But what would college athletics look like without a football season?
“That is a scenario that I have not put much thought into,” Chun said. “Right now, to waste any energy down that road, that’s a zero-sum game. If that’s what happens, it’s what happens, and it’s almost easier to react to that than anything else.”
Added Cohen: “If there’s no football, that means that there’s no sports. I get it, because of the economics and visibility of football, everybody talks about football. But we’re not looking at just football. We’re looking at 650 students and 22 teams.
“So what does it look like? If it’s not safe enough for football, then it’s not safe enough for any sport. So you really don’t have an athletic program. Then everybody’s trying to figure out how you start up again. What happens to all those kids? Do they still go to school and you (the university) pay for school but they don’t compete and you help people figure out how to still get their degree? Do all those students just stay wherever they are and take a year off?

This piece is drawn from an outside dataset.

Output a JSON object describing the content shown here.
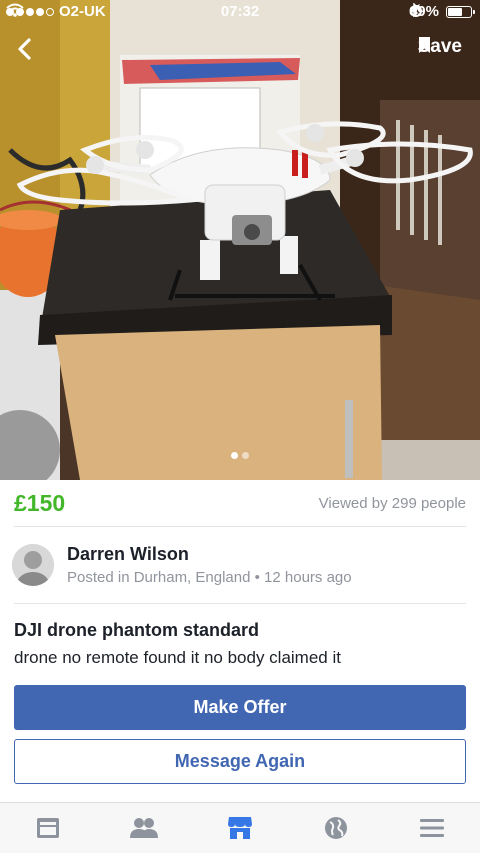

It’s not a pretty thing to picture, in the state of Washington or anywhere else. But, in this exceedingly unusual time, it’s possible. And it’s Cohen’s job to be prepared.
“I only think about it every day,” she said. “We have very little control if we’re in that scenario. What scares me about that scenario is that tells me that it’s so much more than sports. If our state and our country is in a position where students can’t go to high school or college in the fall again because of this, then that means a lot of people aren’t working. That means a lot of people that do work have no child care again. To me it just sounds so absolutely economically impossible.
“But I think about this stuff well beyond our university and our athletic department. It’s hard to imagine.”